SOLD FOR: $1,131.00
Make: Smith & Wesson
Model: Model K-22 Masterpiece, the ‘Pre-Model 17’
Serial Number: K75101
Year of Manufacture: 1949
Caliber: .22 Long Rifle
Action Type: Single and Double Action Swing Out Cylinder Revolver
Markings: The left side of the barrel is marked “SMITH & WESSON” and the right side of the barrel is marked “22 LONG RIFLE CTG”. The barrel flat is marked “R K75101”. The rear face of the cylinder and the backside of the extractor star are both marked “75101”. The yoke cut is marked “9 / X / 89150” and the yoke is marked “89150”. There is a “4” on the left side of the grip frame and “K75101” is marked on the underside of the grip frame. There is an “L”, a “6” and a sideways “7” on the right side of the grip frame. There is a large S&W logo on the right side plate and the “Marcas Registradas” address on the right side of the frame.
Barrel Length: 4”
Sights / Optics: The revolver is mounted with a pinned Patridge style front sight that has had its rear face painted white. There is a S&W micrometer click adjustable rear sight.

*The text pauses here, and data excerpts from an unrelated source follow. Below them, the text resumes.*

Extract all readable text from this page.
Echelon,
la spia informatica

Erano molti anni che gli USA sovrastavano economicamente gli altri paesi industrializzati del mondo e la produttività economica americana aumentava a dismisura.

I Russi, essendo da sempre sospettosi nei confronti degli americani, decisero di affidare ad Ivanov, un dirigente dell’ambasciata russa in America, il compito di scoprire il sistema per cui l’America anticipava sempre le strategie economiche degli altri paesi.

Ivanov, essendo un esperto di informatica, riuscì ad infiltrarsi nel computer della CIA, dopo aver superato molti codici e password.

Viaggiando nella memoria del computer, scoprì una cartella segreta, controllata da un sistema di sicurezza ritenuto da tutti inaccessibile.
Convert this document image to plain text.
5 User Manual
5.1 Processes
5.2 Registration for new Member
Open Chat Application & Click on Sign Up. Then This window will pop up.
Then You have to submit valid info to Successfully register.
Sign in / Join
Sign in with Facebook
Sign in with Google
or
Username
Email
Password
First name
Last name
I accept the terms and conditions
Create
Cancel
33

Stock Configuration & Condition: The Franzite grips are plastic, imitation stag. There are no chips or cracks in either grip panel. The grips rate in about Excellent overall condition.
Type of Finish: Blue
Finish Originality: All Original
Bore Condition: The bore is bright and the rifling is sharp. There is no erosion.
Overall Condition: This revolver retains about 95% of its metal finish. There are drag marks on the cylinder and a few of the leading edges on the barrel and frame show finish wear. The hammer and trigger are nicely case colored. The screw heads are sharp and show no signs of being turned. The markings are clear. Overall, this gun rates in about Excellent condition.
Mechanics: The single and double actions function correctly. This is a Square Butt, K Frame with a pinned tapered barrel and recessed cylinder. The hammer is checkered and .375” wide and the trigger is serrated and .265” wide and engages an over travel stop. It has the old 6 groove front and back straps. We have not fired this revolver.
Box, Paperwork & Accessories: None
Our Assessment: Mike Cruimpton has beautifully described the history and elegance of this fine and important revolver better than we could…(http://www.gunblast.com/Cumpston_K22s.htm):
“From 1910 onward Smith and Wesson Hand Ejector revolvers came in target variations equipped with adjustable sights. Rimfire revolvers built on the .32 frame were considered heavyweights and the first serious effort toward a .22 built on the 38 (K) frame did not come about until 1931. The high velocity .22 long rifle cartridge had become popular and the company advertised the new K-22 “Outdoorsman” as being specifically designed for the high speed round.
It was marketed to hunters and outdoorsmen in a climate that could not have been less ideal. The Great Depression was in full swing and there was a serious effort to include handguns in the prohibitive tax and registration structure of the Federal Firearms act of 1932 and 34. Nevertheless the K 22 was an immediate success with well-heeled sportsmen as well as police and military training programs. Supica –Standard Catalog of Smith and Wesson records that an Army team took several K 22s to the 1932 Olympics providing an early launch into the mainstream target circuit. By 1940, shooters or agencies had bought 19,500 of the first model and a second model was in the catalogues as “A replica of that favorite, the .38 M&P Target Revolver” (Stoeger-Shooter’s Bible). By this time, it had become the K 22 ‘Masterpiece’ and was firmly identified with organized target shooting. Wartime rationing stopped production in 1941 with something over 1,000 units of the second models out the door.
Post-War production resumed in 1946 with the K-22 becoming part of a target set including the K-38 and the redesigned, Post-War K-32. The revolver assumed the profile that would define the Smith Hand Ejectors until 1989. Variations abound and generally follow the evolution of the Smith Hand Ejectors as a family. The defining theme of the K 22 target revolvers and the current 617s is the intent of their purchasers to have the best of all possible rimfire revolvers.
There is a long- standing tradition that regards each model variation as a poor imitation of its immediate predecessor. In the case of the K-22, this occurred each time the side plate or frame shed another screw, in 1957 when the model names gave way to the number system and in the late 20th Century when the classic ribbed barrels disappeared in favor of the heavy under-lugs. Throughout history, it has been just possible to acquire a substandard K-22 and there have been periods when workmanship really suffered. There were legitimate complaints about quality control during the Vietnam War Era. In the ‘70s, many revolvers felt like a handful of gravel had been trapped under the side plate. In the main though, the K-22 by any name and from any decade, provides its own justification for pride of ownership.”
This Pre-Model 17 S&W revolver is truly in Excellent condition for a gun over 50 years old. This is a beautiful old revolver that the whole family can enjoy, whether plinking or target shooting.